He discovered from them exactly where they planned to go with Mary and at approximately what time they expected to arrive at each place. And he told them he would be obliged to them if they would stay away from Hyde Park.
“We will certainly do so,” the dowager assured him, giving him a hard look. “But do remember, Gabriel, that in a duel it is just as likely that the aggrieved party will be shot dead as the offender. I would not wish to see my granddaughter widowed so soon after she has become a bride.”
“There will be no guns, ma’am,” he assured her, “and no shootings. No deaths.”
“I am almost sorry to hear it,” she told him. “But go now. Edith and I need to get ready for a day of pleasure.”
He went to Sir Trevor Vickers’s house next. Bertie had told him at breakfast that his mother was going to call upon Mrs. Rochford this morning.
She had indeed gone and was already back home.
“She received me, Gabriel,” Lady Vickers told him after she had asked about Jessica and been assured that she was recovering from her swoon and was in very good hands. “I sympathized with her over the ordeal she suffered last evening. My sympathy was genuine. She thanked me profusely for calling on her. No one else has. Not yet, anyway. Perhaps later. But that may be too late. I went mainly because I felt dreadfully sorry for the woman last evening. But I went also because both Trevor and Bertie felt that you needed to know if Mr. Rochford plans to leave London in a hurry to avoid any further inquiry into his own behavior all those years ago. And yes, Gabriel. Although there was nothing in the hall downstairs to suggest an imminent departure, upstairs in Mrs. Rochford’s sitting room, where she received me, there was a pile of packed trunks and bandboxes outside what must have been her dressing room. And I could hear activity inside there all the time we spoke. I do believe they are planning to leave tomorrow or even perhaps today.”

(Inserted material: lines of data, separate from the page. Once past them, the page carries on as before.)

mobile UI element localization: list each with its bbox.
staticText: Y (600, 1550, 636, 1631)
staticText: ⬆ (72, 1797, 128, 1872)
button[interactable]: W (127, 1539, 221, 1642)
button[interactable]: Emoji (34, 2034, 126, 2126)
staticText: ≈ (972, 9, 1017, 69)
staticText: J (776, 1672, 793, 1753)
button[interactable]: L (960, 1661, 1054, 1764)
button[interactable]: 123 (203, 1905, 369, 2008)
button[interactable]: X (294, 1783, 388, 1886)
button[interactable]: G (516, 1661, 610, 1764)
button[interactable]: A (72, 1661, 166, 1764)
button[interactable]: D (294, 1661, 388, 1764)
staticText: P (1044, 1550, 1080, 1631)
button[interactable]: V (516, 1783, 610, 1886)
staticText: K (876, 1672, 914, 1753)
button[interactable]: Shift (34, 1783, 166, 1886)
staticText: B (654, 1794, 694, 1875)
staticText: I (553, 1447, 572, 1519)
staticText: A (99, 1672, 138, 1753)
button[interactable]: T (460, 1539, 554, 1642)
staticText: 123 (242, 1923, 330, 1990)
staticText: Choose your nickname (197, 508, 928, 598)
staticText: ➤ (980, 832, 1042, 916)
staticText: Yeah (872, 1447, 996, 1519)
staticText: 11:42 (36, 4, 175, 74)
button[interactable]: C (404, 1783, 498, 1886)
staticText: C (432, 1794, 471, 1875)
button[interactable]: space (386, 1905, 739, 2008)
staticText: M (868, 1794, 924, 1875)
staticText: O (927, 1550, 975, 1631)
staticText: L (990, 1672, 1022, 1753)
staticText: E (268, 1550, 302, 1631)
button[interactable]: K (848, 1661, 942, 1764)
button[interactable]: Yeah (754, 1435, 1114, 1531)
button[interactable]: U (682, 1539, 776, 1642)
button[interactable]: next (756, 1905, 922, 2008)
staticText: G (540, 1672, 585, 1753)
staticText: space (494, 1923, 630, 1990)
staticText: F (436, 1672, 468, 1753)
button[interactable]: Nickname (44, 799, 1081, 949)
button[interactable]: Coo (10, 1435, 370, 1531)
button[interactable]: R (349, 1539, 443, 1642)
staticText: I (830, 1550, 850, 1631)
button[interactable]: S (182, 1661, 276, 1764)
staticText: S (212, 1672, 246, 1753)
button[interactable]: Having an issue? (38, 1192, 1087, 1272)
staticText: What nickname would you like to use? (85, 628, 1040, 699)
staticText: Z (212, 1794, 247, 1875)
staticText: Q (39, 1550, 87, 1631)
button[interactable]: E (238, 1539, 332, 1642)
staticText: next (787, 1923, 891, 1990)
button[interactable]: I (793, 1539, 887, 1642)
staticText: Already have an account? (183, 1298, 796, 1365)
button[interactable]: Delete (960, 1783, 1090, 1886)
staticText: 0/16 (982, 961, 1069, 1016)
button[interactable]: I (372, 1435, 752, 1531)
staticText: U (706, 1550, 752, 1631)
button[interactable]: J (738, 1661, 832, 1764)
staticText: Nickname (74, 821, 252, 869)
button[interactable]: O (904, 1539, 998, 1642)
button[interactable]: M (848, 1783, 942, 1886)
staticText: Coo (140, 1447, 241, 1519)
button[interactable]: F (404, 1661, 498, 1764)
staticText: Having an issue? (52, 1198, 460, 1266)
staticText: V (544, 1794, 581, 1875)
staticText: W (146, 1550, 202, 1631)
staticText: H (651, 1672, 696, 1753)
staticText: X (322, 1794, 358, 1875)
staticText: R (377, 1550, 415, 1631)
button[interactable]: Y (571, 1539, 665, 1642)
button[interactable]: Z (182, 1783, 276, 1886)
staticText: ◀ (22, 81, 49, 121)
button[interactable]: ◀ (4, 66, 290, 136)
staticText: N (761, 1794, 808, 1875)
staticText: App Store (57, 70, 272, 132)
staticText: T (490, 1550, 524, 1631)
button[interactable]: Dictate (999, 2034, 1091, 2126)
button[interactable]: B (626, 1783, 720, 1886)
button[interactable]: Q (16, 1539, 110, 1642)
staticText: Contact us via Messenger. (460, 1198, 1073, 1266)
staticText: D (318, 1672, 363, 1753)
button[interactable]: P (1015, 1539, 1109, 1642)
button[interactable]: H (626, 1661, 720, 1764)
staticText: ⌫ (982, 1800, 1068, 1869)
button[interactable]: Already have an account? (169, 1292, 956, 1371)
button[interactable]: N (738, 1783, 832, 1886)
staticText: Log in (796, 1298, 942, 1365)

“Thank you, ma’am,” he said, taking both her hands in his and squeezing them.
She sighed. “Why is it,” she asked him, “that it is always the women who suffer? Do not make your wife suffer, Gabriel. She is far too young to be a widow.”

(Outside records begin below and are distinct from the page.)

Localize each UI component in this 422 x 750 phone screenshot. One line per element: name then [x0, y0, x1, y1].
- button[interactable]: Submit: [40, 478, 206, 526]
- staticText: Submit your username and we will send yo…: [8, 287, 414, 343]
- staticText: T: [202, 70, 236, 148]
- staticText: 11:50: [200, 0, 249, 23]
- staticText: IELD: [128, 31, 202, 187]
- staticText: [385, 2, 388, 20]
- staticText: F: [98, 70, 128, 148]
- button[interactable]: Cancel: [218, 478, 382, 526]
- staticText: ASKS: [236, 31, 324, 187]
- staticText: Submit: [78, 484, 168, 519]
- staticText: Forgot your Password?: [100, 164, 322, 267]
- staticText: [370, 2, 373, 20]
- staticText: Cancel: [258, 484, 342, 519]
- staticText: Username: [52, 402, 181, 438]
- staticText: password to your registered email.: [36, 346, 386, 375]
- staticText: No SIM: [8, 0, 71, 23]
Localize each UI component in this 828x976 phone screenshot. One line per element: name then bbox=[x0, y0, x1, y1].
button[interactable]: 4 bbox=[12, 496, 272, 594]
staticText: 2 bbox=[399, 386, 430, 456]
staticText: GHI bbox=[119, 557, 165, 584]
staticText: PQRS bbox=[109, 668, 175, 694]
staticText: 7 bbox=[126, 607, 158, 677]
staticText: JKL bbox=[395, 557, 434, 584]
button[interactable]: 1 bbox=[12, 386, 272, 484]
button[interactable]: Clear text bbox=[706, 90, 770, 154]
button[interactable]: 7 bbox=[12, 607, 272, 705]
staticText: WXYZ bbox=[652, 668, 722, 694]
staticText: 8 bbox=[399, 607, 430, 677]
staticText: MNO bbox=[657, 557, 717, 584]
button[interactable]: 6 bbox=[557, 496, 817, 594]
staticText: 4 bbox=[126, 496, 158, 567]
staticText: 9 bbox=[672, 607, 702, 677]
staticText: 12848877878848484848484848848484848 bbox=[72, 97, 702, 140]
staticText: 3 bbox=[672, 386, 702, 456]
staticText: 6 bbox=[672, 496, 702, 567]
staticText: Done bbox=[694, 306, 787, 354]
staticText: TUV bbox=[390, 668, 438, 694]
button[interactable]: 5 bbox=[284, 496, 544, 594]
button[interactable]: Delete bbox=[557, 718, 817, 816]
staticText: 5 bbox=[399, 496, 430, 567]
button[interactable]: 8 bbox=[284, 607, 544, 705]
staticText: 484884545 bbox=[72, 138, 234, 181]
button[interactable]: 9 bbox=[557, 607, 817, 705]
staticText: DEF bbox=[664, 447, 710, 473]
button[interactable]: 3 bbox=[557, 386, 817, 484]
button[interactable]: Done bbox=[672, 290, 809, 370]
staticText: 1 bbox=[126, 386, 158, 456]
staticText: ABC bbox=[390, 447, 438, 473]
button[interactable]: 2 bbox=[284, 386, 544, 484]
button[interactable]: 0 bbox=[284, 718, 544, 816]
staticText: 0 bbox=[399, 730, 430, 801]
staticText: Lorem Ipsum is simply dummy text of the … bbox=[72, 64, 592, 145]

“I do not know what Bertie has told you,” he said, “but there will be no pistols at dawn, I assure you, ma’am. Or at any other time of day either.”
“Just remember,” she told him, “that only you stand between him and the earldom he has so craved, Gabriel. Watch yourself. Please.”

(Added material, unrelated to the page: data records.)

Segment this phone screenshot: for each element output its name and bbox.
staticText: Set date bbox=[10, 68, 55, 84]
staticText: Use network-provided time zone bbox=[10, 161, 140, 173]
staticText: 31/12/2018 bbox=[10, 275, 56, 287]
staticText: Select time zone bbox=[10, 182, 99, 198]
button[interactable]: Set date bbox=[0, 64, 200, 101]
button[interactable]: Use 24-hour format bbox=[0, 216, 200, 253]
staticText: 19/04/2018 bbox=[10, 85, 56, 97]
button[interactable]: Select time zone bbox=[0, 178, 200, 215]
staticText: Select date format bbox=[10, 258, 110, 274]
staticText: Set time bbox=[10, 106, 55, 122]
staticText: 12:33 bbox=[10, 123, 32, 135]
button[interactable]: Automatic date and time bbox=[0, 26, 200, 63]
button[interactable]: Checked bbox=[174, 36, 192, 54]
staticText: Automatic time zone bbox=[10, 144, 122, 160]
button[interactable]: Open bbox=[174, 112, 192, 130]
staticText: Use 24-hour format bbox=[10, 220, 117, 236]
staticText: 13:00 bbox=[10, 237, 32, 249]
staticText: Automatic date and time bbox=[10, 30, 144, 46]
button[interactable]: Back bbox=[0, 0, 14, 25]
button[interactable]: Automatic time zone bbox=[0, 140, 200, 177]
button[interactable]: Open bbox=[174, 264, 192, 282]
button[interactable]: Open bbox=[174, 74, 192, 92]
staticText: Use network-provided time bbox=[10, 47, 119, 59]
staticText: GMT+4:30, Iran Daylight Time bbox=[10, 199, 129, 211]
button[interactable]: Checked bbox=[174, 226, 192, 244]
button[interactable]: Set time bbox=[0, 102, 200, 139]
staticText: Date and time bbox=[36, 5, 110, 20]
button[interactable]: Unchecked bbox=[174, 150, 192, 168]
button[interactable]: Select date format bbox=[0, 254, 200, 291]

“I will.” He kissed the back of one of her hands.
Bertie went with him when he left the house. They proceeded to Archer House, as planned hastily when Gabriel was carrying Jessica from the private parlor at the hotel. While Bertie was shown into Netherby’s study, however, Gabriel was asked to step up to the drawing room, where Anna and Jessica’s mother were awaiting him.
“Jessica will be fine,” Gabriel assured them before they could even ask. “She was conscious before I left, and she is in excellent hands. Her maid is very competent, as I am sure you know. And Mary has healing powers that extend to all living beings.”
“Jessica is not a deer or a horse,” the dowager duchess said tartly. “But Ruth I know I can depend upon. I have never known Jessica to faint. I daresay the prospect of your being shot dead in a duel was too much for her sensibilities. I suppose she cares for you.”
She was on the verge of tears, Gabriel could see, but like her daughter—on most occasions—she had herself well under control and looked every inch the duchess.
“And I care for her,” he said. “There will be no duel. No pistols. No deaths.”
“There is a veritable army of Westcotts downstairs in Avery’s study,” Anna told him. “We have been excluded, of course. We are mere women.”
“One woman fainted this morning, Anna,” her mother-in-law reminded her, “because she was included and realized there was a possibility that her husband of less than a week could have his brains blown out before today ends.”
“But as Avery pointed out to us when we got home, Mother,” her daughter-in-law said, “Gabriel cannot afford to die just yet. If Mr. Manley Rochford could avoid prosecution, he would become the Earl of Lyndale after all, and that is unthinkable.”